THE premises of the XIV Ordinary General Assembly of the Synod of Bishops at the Vatican is teeming with people from the media—hundreds or so of them, mostly from giant news agencies from Europe and North America.  The Vatican or the Synod in particular has become a very salable news beat comparable if not more with international conferences.  Some decades ago, this was not so. But when the Church started talking about gender issues, marriage and the family tempests started boiling in the offing.

            Like most church observers throughout the world, the media is, of course, expecting a killing like they did during the Extraordinary Synod on the Family in October 2014 when discussions were torrid about gay unions and giving communions to divorced or remarried.  Nobody knows for sure if multinational news organizations that have budgeted a good fortune for their journalists and crew to cover a whole month of the Synod in the Vatican are under the care of lobby groups and policy organizations.  But for sure at the end of the Synod they will not tuck-in banner stories about the indissolubility of marriage or that homosexual acts are intrinsically disordered—like it is said in the Catechism of the Catholic Church.

            A few days ago, media reported that a letter critical of synodal process allegedly signed by several Cardinals was being circulated among the synod participants.  The Cardinals, however, denied the authenticity of the letter.  Moreover, from within the walls of the synod there are reports of a “Shadow Council” that reportedly have nuanced approached to the “instrumentum laboris” which has been strongly criticized by small groups among synod participants.

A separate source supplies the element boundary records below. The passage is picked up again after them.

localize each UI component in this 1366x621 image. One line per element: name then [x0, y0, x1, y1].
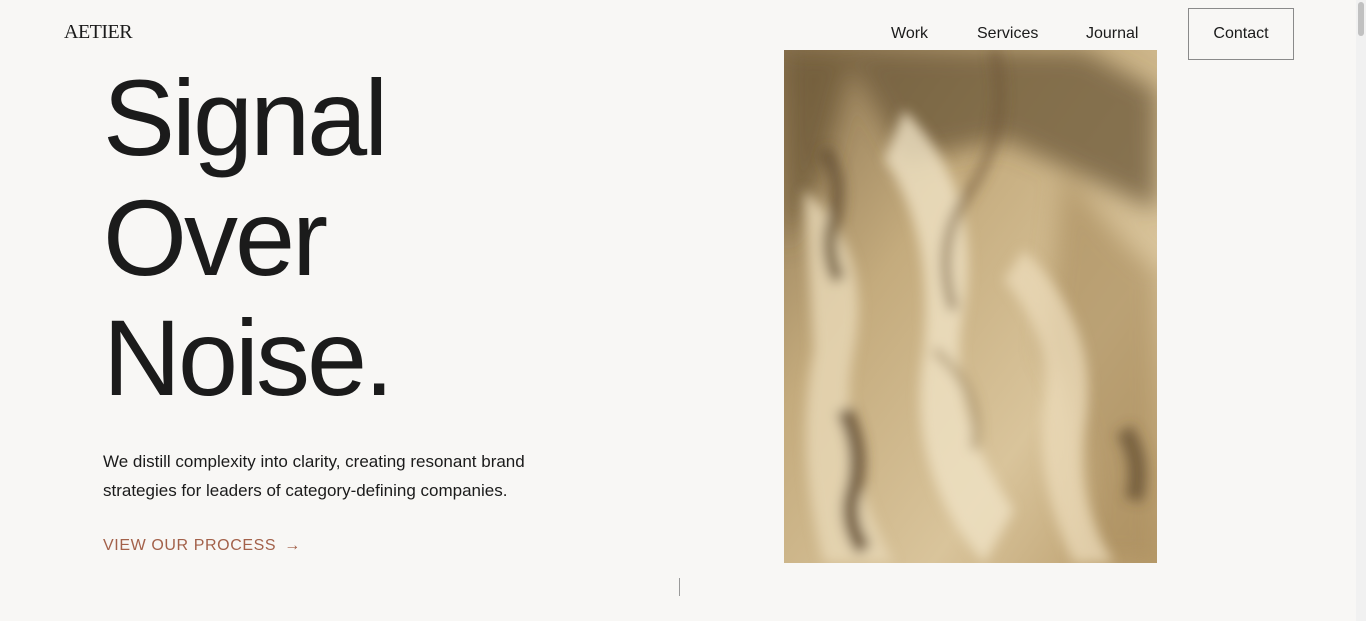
nav-link-journal[interactable]: Journal — [1086, 25, 1138, 43]
hero-lede: We distill complexity into clarity, crea… — [103, 452, 525, 500]
view-process-link[interactable]: VIEW OUR PROCESS → — [103, 537, 301, 555]
hero-image — [784, 50, 1157, 563]
headline-line-1: Signal — [103, 57, 388, 178]
brand-logo[interactable]: AETIER — [64, 21, 133, 44]
hero-headline: Signal Over Noise. — [103, 57, 394, 418]
headline-line-2: Over — [103, 177, 328, 298]
nav-link-services[interactable]: Services — [977, 25, 1038, 43]
fabric-texture-image — [784, 50, 1157, 563]
nav-link-work[interactable]: Work — [891, 25, 928, 43]
page: AETIER Work Services Journal Contact Sig… — [0, 0, 1366, 621]
page-scrollbar[interactable] — [1356, 0, 1366, 621]
scroll-indicator — [679, 578, 680, 596]
headline-line-3: Noise. — [103, 297, 394, 418]
cta-label: VIEW OUR PROCESS — [103, 537, 277, 554]
arrow-right-icon: → — [284, 537, 301, 554]
scrollbar-thumb[interactable] — [1358, 2, 1364, 36]
contact-button[interactable]: Contact — [1188, 8, 1294, 60]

            Such things and more, of course, are bound to happen. But like Pope Francis said at the opening, “…the Synod is not a congress or a ‘parlour,’   a parliament or senate, where people make deals and reach a consensus. The Synod is rather an ecclesial expression, i.e., the Church that journeys together to understand reality with the eyes of faith and with the heart of God; it is the Church that questions herself with regard to her fidelity to the deposit of faith, which does not represent for the Church a museum to view, nor just something to safeguard, but is a living spring from which the Church drinks, to satisfy the thirst of, and illuminate the deposit of life.”

            Pope Francis admonishes the synod participants “that the Synod will be able to be a space of action of the Holy Spirit only if we, the participants, are clothed with apostolic courage, evangelical humility and trusting prayer.”

            At the end of the day what will count will neither be the intelligent theological excursions nor the tactical persuasion of influence groups but the humble confidence in the workings of the Holy Spirit.